Nach dem erfolgreichen Abschluss der Dorfschule bist Du bereits mit 16 Jahren in den Orden der Franziskaner-Minoriten eingetreten. Dort hast Du das Abitur gemacht und dann das Studium insbesondere der Philosophie und Theologie absolviert und Du wurdest 1998, also vor nunmehr 25 Jahren, zum Priester geweiht.
Im Blick zurück wird die Fügung deutlich, dass Du zunächst sechs Jahre lang ein Exerzitienhaus geleitet und als Exerzitienmeister vielen Menschen geholfen hast, zu sich, zu ihrem Inneren, zu Gott und damit zu ihrer je eigenen Berufung und ihrem Weg fürs Lebens zu finden. Weil Dir das gut gelungen ist, haben deine Oberen Dich nach Europa geschickt, um indische Christen, die hier leben, zu betreuen und inspirieren. Deine Offenheit für die weite Welt und ihre Vielfalt führte dazu, dass Du drei Jahre lang das Institut für interreligiösen Dialog geleitet hast. Diese Aufgabe führte Dich nach Singapur und Seoul und zu vertiefenden Ausbildungen. So hast Du erfolgreich den Master in Beratungspsychologie gemacht.
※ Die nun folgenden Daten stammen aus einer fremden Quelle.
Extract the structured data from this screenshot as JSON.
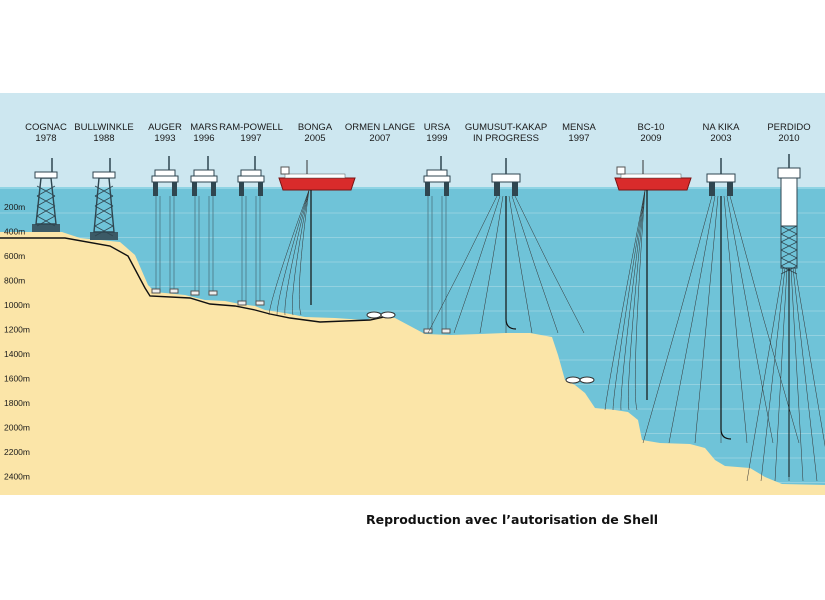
{
  "platforms": [
    {
      "name": "COGNAC",
      "year": "1978",
      "type": "jacket"
    },
    {
      "name": "BULLWINKLE",
      "year": "1988",
      "type": "jacket"
    },
    {
      "name": "AUGER",
      "year": "1993",
      "type": "tlp"
    },
    {
      "name": "MARS",
      "year": "1996",
      "type": "tlp"
    },
    {
      "name": "RAM-POWELL",
      "year": "1997",
      "type": "tlp"
    },
    {
      "name": "BONGA",
      "year": "2005",
      "type": "fpso"
    },
    {
      "name": "ORMEN LANGE",
      "year": "2007",
      "type": "subsea"
    },
    {
      "name": "URSA",
      "year": "1999",
      "type": "tlp"
    },
    {
      "name": "GUMUSUT-KAKAP",
      "year": "IN PROGRESS",
      "type": "semi"
    },
    {
      "name": "MENSA",
      "year": "1997",
      "type": "subsea"
    },
    {
      "name": "BC-10",
      "year": "2009",
      "type": "fpso"
    },
    {
      "name": "NA KIKA",
      "year": "2003",
      "type": "semi"
    },
    {
      "name": "PERDIDO",
      "year": "2010",
      "type": "spar"
    }
  ],
  "depth_labels": [
    "200m",
    "400m",
    "600m",
    "800m",
    "1000m",
    "1200m",
    "1400m",
    "1600m",
    "1800m",
    "2000m",
    "2200m",
    "2400m"
  ],
  "credit": "Reproduction avec l’autorisation de Shell",
  "colors": {
    "sky": "#cde7f0",
    "sea": "#6fc3d8",
    "seabed": "#fbe5a8",
    "vessel": "#d92b2b",
    "structure": "#3c5a66"
  }
}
Das biblische Leitwort – auch Primizspruch genannt –, das Du Dir bei der Priesterweihe gewählt hast, wurde immer konkreter: „Du nimmst mich bei der Hand und führst mich durchs Leben“ (Ps 73,23).
Die Einladung in die älteste Niederlassung der Franziskaner-Minoriten im deutschsprachigen Raum, nämlich in Würzburg, vermehrte mit Deutsch nicht nur Deine Sprachkenntnisse, sondern gab Deinem priesterlichen Wirken eine neue Perspektive. So hast Du Dich entschlossen, die begonnene theologische Promotion nicht weiter zu verfolgen. Du bist der in Dir spürbaren Unruhe gefolgt und hast in der pastoralen Arbeit in der Gemeinde mitten unter den Menschen eine Aufgabe entdeckt, die Dich erfüllt und bei der Du spürst, dass Gott sie Dir zugedacht hat. Mit Deiner Arbeit im spirituellen Bereich hat Du geistige Grundlage für Deine pastorale Arbeit gelegt- Der Dienst am Menschen geht nicht ohne spirituelles Fundament!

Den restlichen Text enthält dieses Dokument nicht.